Here are the the top 25 most popular Library of Congress Subject Heading (LCSH) pages on LibraryThing, according to Google Analytics.
I’m guessing this makes someone at the Library of Congress blush:
- Erotic Stories, American
- Photography of the nude
- Erotic fiction
- Historical fiction
- Erotic literature
- Love stories
- Psychological fiction
- Fantasy fiction
- Mystery fiction
- Erotic art
- Detective and mystery stories
- Characters and characteristics in literature
- Sex instruction for gay men
- Sexual dominance and submission
- Humorous stories
- Symbolism in literature
- Australia > Social life and customs
- England > Social life and customs > 18th century
- Social classes
- Allusions in literature
- Humorous fiction
- Sex instruction
- Short stories
The explanation involves a paradox. Erotica does so well because LibraryThing is a non-erotic site. The top subjects all win because of search-engine referrals. Google likes a mix of sites, so that erotic searches turn up something besides erotica. (This is particularly true if you have “safe search” enabled.) And LibraryThing has relatively high PageRank (PR), Google’s measure of a web site’s authority. Put these factors together and LibraryThing turns up high for erotic searches. For example, we’re currently Google’s number one site for “gay sex instruction.” Who would’ve thunk it?*
Of course, the “bounce rate” for these pages is astronomical. LibraryThing provides no actual sex instruction, just links to books about it—or rather links to metadata about books on sex instruction. That’s not what the searchers were looking for, and they leave as fast as they arrive.

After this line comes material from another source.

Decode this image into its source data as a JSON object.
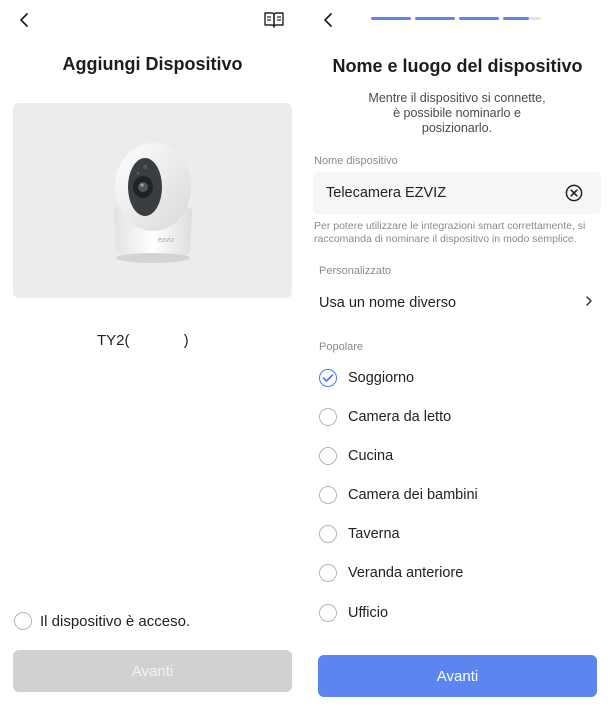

As a side note, it’s sad to see so many top-level subjects in the list. I hope the bounce rate isn’t too high. Top-level subjects are where LCSH falls apart. Take a subject like “Historical fiction,” which has almost 8,000 works underneath it and no innate relevancy ranking. There can be little doubt–people don’t want to plough through 8,000 links!
*Can we start running ads on just the erotic pages.